Run LLMs locally with Docker Model Runner. No cloud, no API keys, no data leaving your machine.
Docker Model Runner (DMR) pulls and runs LLMs locally with the same workflow you already use for containers.
Models are OCI artifacts on Docker Hub under the ai/ namespace, served through an
OpenAI-compatible API, so your existing SDKs and tools work unchanged. Everything stays on your machine.
flowchart LR
subgraph machine["Your machine"]
app["Your app or curl<br/>localhost:12434"]
subgraph desktop["Docker Desktop"]
dmr["Docker Model Runner<br/>OpenAI-compatible API"]
engine["llama.cpp / vLLM<br/>Metal, CUDA, Vulkan"]
container["Containerized app<br/>model-runner.docker.internal"]
end
end
hub[("Docker Hub<br/>ai/ models<br/>OCI artifacts")]
app -->|"/engines/v1"| dmr
container -->|"/engines/v1"| dmr
dmr --> engine
dmr -.->|"docker model pull"| hub
Prerequisite: Docker Desktop 4.40+ with Model Runner enabled (Settings -> AI -> Enable Docker Model Runner, plus host-side TCP support).
docker model pull ai/gemma3
docker model run ai/gemma3 "Hello in one sentence"
curl http://localhost:12434/engines/v1/modelsFive hands-on modules, from zero to a Blazor web chat backed by a local model. Each one is self-contained.
| Module | What you build | Time |
|---|---|---|
| 01-quickstart | Pull, list and run a model with idempotent bash and PowerShell scripts | 5 min |
| 02-openai-api | Raw API calls with curl and the VS Code REST Client, including streaming | 5 min |
| 03-dotnet-chat | A .NET 10 streaming chat console app using the official OpenAI SDK | 10 min |
| 04-compose | Model + web API provisioned together with the Compose models element |
10 min |
| 05-blazor-chat | A .NET 10 Blazor Server web UI that streams chat responses from the model | 10 min |
All examples default to ai/gemma3 and accept a MODEL environment variable to swap models without touching code.

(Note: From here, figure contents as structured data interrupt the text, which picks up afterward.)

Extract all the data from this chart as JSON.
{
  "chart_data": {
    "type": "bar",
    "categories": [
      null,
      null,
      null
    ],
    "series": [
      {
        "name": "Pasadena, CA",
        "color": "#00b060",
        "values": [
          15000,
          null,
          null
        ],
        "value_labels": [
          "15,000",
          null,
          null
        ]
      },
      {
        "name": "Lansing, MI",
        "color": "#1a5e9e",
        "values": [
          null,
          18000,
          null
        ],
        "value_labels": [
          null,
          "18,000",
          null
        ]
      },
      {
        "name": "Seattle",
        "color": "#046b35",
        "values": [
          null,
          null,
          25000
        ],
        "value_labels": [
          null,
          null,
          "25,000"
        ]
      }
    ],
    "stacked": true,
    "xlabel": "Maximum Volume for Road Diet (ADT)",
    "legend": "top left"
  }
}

Every module was tested end to end with .NET 10 and
ai/gemma3on Docker Desktop, running on the llama.cpp backend.
The model and the app run as containers side by side. The model is provisioned by Docker Model
Runner and the apps reach it at model-runner.docker.internal, all from a single docker compose up.
The web apps are also published as ready-to-run images on GitHub Container Registry, built by the publish workflow:
| Image | Module | Pull |
|---|---|---|
| 04-compose | docker pull ghcr.io/ppiova/docker-model-runner-lab/compose-api:latest |
|
| 05-blazor-chat | docker pull ghcr.io/ppiova/docker-model-runner-lab/blazor-chat:latest |
| Where your code runs | Base URL |
|---|---|
| On the host | http://localhost:12434/engines/v1 |
| Inside a container | http://model-runner.docker.internal/engines/v1 |
No API key is required. If your client library demands one, pass any placeholder string.
| Command | What it does |
|---|---|
docker model pull ai/gemma3 |
Download a model from Docker Hub |
docker model list |
List local models |
docker model run ai/gemma3 "prompt" |
One-shot prompt |
docker model run ai/gemma3 |
Interactive chat (/bye to exit) |
docker model ps |
Show models loaded in memory |
docker model status |
Check the runner and its backends |
docker model inspect ai/gemma3 |
Show model details |
docker model rm ai/gemma3 |
Remove a local model |
DMR ships two inference engines:
| llama.cpp | vLLM | |
|---|---|---|
| Model format | GGUF | Safetensors |
| Sweet spot | Laptops, CPU or mixed CPU/GPU, single user | High-throughput GPU serving, many concurrent requests |
| GPU support | Metal, CUDA, Vulkan | CUDA (Linux) |
Rule of thumb: start with llama.cpp for local development, reach for vLLM when you need throughput at scale.
docker: 'model' is not a docker command
Your Docker Desktop is older than 4.40. Update it, then enable Model Runner under Settings -> AI.
Docker Model Runner is not running
Enable it from the CLI with docker desktop enable model-runner, or in Docker Desktop under
Settings -> AI -> Enable Docker Model Runner.
Connection refused on localhost:12434
Host-side TCP support is disabled. Turn it on in Docker Desktop under Settings -> AI (Enable host-side TCP support), keeping the default port 12434.
The first response takes a long time
The model loads into memory on the first request. Subsequent requests are much faster.
Check what is loaded with docker model ps.